Mas organizações internacionais criticam a investigação, descrevendo-a como uma tentativa de impedir que Arévalo assuma o cargo em janeiro. Minutos após o pronunciamento de Morales, a Organização dos Estados Americanos (OEA) acusou a promotoria guatemalteca de tentar aplicar um "golpe de Estado".

O Tribunal Supremo Eleitoral (TSE) da Guatemala também reagiu com agilidade. Blanca Alfaro, a presidente da instância máxima jurídica, descartou nesta sexta repetir as eleições presidenciais. "Quero ratificar que os resultados estão validados, oficializados e são inalteráveis", disse em nota.

Promotores do Ministério Público já haviam declarado que tentariam anular a eleição vencida por Arévalo. O presidente eleito, por sua vez, vem denunciando o que chama de "ataque contra a democracia".

No mês passado, o Ministério Público anunciou que iria pedir a retirada da imunidade de Arévalo, e de sua vice, Karin Herrera, por suposta relação deles com a ocupação da Universidade de San Carlos (Usac), que durou de maio de 2022 a junho de 2023, e na qual teriam sido cometidos delitos. Segundo a Procuradoria, após a ocupação, a universidade teria sido convertida em plataforma política para candidatos do Movimento Semilla (Movimento Semente), partido do presidente eleito.

O Movimento Semilla tem origem no que alguns chamaram de "primavera guatemalteca", protestos contra a corrupção política no país, revelada por um órgão de investigação apoiado pela ONU.

Filho do primeiro presidente eleito em eleições transparentes na Guatemala, na década de 1940, Arévalo prometeu durante a corrida presidencial uma nova "primavera democrática" para o país, como ficou conhecido o período de dez anos que seu pai inaugurou.

O Semilla foi fundado em 2017 e surgiu após protestos que derrubaram em 2015 o então presidente Otto Pérez Molina, alvo de investigações da Cicig (Comissão Internacional contra a Impunidade na Guatemala), órgão independente apoiado pela ONU para apurar casos de corrupção no país.

A Cicig foi dissolvida em 2019, e seu fim levou a uma onda de perseguições contra aqueles que participaram do projeto.

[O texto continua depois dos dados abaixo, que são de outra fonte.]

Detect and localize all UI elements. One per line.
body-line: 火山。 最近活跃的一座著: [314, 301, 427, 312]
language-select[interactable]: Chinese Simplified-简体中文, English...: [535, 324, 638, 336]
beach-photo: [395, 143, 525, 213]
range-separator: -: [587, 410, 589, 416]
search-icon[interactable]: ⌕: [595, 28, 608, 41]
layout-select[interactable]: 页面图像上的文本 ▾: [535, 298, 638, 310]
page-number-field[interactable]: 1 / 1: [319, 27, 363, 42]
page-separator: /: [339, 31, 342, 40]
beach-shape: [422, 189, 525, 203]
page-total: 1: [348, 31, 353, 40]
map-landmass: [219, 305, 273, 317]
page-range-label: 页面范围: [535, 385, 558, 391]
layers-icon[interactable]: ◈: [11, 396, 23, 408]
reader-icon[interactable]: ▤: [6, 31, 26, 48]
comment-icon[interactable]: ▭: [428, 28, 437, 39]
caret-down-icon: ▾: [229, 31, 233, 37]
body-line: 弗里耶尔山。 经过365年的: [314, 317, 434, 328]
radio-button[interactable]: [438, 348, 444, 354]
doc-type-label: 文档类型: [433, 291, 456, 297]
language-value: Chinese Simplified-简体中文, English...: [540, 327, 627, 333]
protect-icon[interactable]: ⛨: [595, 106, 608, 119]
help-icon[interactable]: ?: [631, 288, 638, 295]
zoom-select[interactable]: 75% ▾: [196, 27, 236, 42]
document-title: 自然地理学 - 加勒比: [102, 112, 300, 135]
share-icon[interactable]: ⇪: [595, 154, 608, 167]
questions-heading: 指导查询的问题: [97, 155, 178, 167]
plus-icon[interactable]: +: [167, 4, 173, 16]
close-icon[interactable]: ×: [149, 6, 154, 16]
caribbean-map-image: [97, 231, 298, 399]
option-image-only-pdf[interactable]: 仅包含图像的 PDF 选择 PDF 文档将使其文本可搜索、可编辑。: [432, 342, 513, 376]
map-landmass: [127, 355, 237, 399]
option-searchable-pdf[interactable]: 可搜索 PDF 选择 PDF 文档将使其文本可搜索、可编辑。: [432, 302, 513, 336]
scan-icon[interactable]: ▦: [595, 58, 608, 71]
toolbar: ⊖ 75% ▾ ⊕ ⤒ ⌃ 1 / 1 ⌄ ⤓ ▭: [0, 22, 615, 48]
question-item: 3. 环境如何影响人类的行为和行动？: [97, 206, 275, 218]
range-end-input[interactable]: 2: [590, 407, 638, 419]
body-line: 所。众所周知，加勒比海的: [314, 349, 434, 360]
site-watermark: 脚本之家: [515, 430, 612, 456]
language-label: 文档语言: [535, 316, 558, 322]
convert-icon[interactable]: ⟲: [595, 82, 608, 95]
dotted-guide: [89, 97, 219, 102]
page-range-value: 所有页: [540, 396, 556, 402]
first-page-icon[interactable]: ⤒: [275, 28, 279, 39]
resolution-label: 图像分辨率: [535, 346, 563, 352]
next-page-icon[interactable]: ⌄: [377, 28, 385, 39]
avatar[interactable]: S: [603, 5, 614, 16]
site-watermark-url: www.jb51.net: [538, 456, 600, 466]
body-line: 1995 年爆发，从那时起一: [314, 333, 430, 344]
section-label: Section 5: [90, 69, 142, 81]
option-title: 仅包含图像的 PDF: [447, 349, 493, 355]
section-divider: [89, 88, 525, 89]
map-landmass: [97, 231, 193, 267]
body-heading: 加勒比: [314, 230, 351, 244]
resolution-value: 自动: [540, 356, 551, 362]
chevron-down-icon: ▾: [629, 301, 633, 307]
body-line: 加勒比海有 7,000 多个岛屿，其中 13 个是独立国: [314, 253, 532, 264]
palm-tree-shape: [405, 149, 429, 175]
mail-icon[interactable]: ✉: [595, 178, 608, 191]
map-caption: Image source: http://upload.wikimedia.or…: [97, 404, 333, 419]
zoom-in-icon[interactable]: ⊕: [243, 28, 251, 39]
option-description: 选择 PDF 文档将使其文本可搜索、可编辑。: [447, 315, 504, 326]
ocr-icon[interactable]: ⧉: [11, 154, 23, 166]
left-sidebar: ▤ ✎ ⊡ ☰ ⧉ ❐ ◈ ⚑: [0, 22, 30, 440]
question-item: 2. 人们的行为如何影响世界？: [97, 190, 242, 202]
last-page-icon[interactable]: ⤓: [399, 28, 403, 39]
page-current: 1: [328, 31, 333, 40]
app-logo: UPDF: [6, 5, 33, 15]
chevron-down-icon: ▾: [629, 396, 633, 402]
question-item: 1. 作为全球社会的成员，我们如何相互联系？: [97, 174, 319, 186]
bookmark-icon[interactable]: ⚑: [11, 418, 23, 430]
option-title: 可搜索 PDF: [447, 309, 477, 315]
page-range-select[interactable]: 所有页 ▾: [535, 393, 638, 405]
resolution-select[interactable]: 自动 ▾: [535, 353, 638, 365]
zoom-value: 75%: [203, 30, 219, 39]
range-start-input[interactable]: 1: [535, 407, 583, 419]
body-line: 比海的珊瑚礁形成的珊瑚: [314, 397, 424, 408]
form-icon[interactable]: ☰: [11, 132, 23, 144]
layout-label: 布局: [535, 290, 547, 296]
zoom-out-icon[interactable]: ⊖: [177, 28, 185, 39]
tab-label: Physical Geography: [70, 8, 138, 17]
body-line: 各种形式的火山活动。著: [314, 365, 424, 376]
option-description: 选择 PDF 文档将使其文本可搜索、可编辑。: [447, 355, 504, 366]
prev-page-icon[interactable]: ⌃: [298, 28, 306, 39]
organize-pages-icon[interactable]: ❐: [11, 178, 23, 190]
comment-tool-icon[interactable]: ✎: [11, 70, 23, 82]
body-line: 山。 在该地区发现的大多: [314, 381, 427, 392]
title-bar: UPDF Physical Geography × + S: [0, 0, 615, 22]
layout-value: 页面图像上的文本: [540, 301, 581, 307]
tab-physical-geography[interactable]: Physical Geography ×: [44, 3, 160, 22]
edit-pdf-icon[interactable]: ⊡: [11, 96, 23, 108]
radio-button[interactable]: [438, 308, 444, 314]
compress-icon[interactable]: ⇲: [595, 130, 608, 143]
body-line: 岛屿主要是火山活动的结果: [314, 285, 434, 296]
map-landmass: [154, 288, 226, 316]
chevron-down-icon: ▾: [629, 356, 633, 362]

Também em novembro o TSE inabilitou o partido Semilla em cumprimento a uma ordem emitida por um juiz em agosto devido a supostas irregularidades em sua inscrição. O partido já havia sido inabilitado em 28 de agosto pelo Registro de Cidadãos por ordem judicial, o que levou Arévalo a denunciar um plano de "golpe de Estado". No entanto, o TSE suspendeu temporariamente a inabilitação em 3 de setembro até que o processo eleitoral fosse formalmente encerrado em 31 de outubro.

Em nota, o governo brasileiro repudiou as declarações dos promotores sobre a anulação do pleito, além da solicitação para a retirada da imunidade de Arévalo. "Ao recordar que o recente anúncio se soma a outras arbitrariedades cometidas desde o período eleitoral, o governo brasileiro considera que as declarações e medidas anunciadas obstruem o andamento do processo democrático na Guatemala e ameaçam o exercício dos mandatos das autoridades legitimamente eleitas", diz o comunicado divulgado pelo Itamaraty.